Ik riep U na, en riep, maar Gij waart henen.’
Ik hou van de verhalen over God,
die Joy Williams schreef. (°) Ze staan op de plank van boeken die ik lees, lees
en herlees: Isaak Babel, A.L. Snijders, Etgar Keret op voorwaarde dat hij het heel erg kort weet te houden, Leonora Carrington en nu ook de 99 van Joy Williams,
waarvan ik er u eentje meegeef.
‘Een dierenarts die dol was op katten en ze vaak behandelde ten koste
van zijn andere patiënten, waarvan er sommige inderdaad doodgingen doordat ze
niet onmiddellijk werden behandeld terwijl hij zich om de katten bekommerde,
stierf bij een eenzijdig auto-ongeval toen hij rond vespertijd onderweg naar
huis was en plotseling voor een kat uitweek en tegen een boom knalde.
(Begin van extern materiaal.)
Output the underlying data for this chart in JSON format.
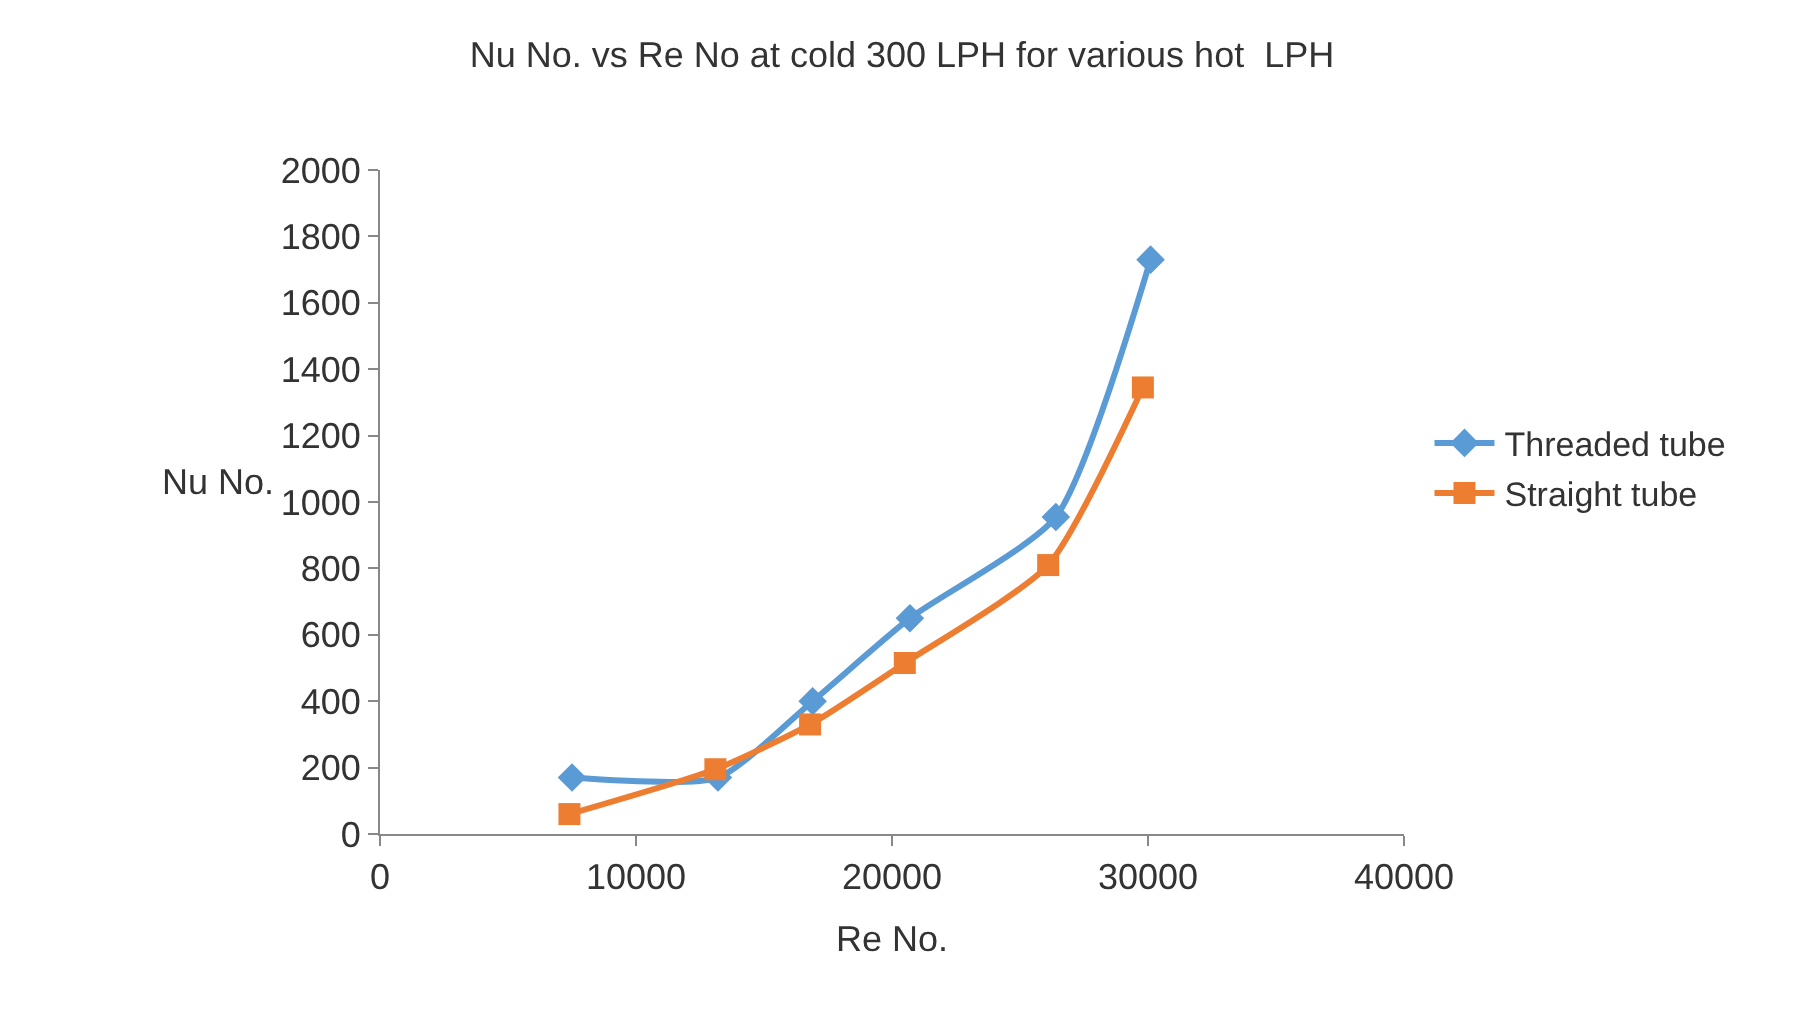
{
  "chart_data": {
    "type": "line",
    "title": "Nu No. vs Re No at cold 300 LPH for various hot  LPH",
    "xlabel": "Re No.",
    "ylabel": "Nu No.",
    "xlim": [
      0,
      40000
    ],
    "xticks": [
      0,
      10000,
      20000,
      30000,
      40000
    ],
    "ylim": [
      0,
      2000
    ],
    "yticks": [
      0,
      200,
      400,
      600,
      800,
      1000,
      1200,
      1400,
      1600,
      1800,
      2000
    ],
    "legend": "right",
    "series": [
      {
        "name": "Threaded tube",
        "color": "#5b9bd5",
        "marker": "diamond",
        "x": [
          7500,
          13200,
          16900,
          20700,
          26400,
          30100
        ],
        "values": [
          170,
          170,
          400,
          650,
          955,
          1730
        ]
      },
      {
        "name": "Straight tube",
        "color": "#ed7d31",
        "marker": "square",
        "x": [
          7400,
          13100,
          16800,
          20500,
          26100,
          29800
        ],
        "values": [
          60,
          195,
          330,
          515,
          810,
          1345
        ]
      }
    ]
  }
}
Het was onduidelijk waarom de kat midden op de weg zat.’
Is het beest voor Joy Williams een vermomming van de aartsengel Samael,
verkondiger van de dood? Zegt ze dat de kat God zelve is? Ik kan er geen touw
aan vastknopen. Net zomin kan ik Johannes van het Kruis helpen in zijn queeste:
Ik riep U na, en riep, maar Gij waart
henen.
Maar ze inspireren me wel die twee, bijvoorbeeld in deze drabble:
Frodo de kat — ‘Een vriendin van me had een kat die Frodo heette. Op
een dag ging Frodo ervandoor. Zij riep hem na, maar hij was henen. Dagen werden
weken, weken maanden. Op een dag liep ik tijdens de vespers over ‘t duinpad en
zag Frodo zitten op het duin. Ik riep zijn naam en de kat spurtte naar me toe.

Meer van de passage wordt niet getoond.